Approximately 70% of studies provided complete information on serious adverse events (SAEs), including but not limited to hardware problems, infections, seizures, suicide attempts, intracranial hemorrhage (ICH) and the emergence of de novo stimulation-related obsessions. Overall, 31% of patients reported having had at least one SAE. There were 8% or fewer problems with the device, such as lead damage or poor posture. There were nine postoperative seizures and 11 cases of postoperative infection, six of which required removal and/or replacement of a pulse generator. One patient had a generalized tonic-clonic seizure, intracranial infection, shock, and drug coma, among other SAEs.
Additionally, there were six suicide attempts and one completed suicide. Studies have documented five postoperative ICH events, two of which resulted in prolonged finger paralysis and prolonged dysarthria. In two cases, the DBS therapy itself led to a new obsession (such as checking settings and battery life), which worsened the OCD.

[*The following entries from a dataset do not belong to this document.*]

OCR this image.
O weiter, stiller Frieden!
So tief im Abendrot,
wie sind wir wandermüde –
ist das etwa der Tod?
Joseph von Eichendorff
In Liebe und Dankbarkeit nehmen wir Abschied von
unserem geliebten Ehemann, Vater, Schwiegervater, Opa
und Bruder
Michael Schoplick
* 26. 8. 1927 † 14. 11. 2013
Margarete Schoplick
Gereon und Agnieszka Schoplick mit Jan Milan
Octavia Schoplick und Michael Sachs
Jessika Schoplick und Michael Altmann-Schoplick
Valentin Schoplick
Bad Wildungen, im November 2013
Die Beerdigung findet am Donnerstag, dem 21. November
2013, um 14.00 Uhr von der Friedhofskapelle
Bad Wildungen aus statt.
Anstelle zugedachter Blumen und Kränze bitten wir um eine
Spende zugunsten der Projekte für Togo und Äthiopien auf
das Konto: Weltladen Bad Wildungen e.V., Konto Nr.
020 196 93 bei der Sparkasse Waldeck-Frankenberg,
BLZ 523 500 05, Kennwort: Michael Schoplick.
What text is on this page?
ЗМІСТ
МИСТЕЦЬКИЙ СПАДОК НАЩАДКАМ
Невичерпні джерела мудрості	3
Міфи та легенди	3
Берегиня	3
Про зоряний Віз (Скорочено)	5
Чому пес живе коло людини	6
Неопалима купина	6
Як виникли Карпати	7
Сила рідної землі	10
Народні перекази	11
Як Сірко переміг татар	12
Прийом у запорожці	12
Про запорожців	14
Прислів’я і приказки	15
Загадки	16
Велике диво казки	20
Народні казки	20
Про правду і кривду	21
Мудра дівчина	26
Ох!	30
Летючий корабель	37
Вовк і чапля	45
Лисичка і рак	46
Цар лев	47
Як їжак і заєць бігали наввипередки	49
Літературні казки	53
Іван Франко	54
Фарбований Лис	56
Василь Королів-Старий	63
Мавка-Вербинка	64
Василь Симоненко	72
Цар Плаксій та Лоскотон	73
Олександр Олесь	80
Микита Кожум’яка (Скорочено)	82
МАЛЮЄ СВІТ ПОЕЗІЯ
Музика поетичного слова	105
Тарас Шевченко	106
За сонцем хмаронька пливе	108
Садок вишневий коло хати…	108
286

The meta-analytic Y-BOCS (MD) mean difference among 345 pooled patients from 31 trials was 14.28 points at the most recent follow-up. The meta-analytic treatment effect (TE) was found to be a 47% decrease in Y-BOCS scores at last follow-up in 249 patients from 28 studies where estimates of precision could be acquired or measured using pre-homogenized results and post-disambiguated data that were available.
The study results showed that DBS is an effective treatment for TROCD, and the typical patient will achieve a 50% reduction in OCD symptoms. With further follow-up, two-thirds of patients will experience at least a complete response to DBS therapy. Additionally, researchers believe that current limbic and non-limbic targets can be stimulated to significantly reduce the comorbid depressive symptoms of TROCD.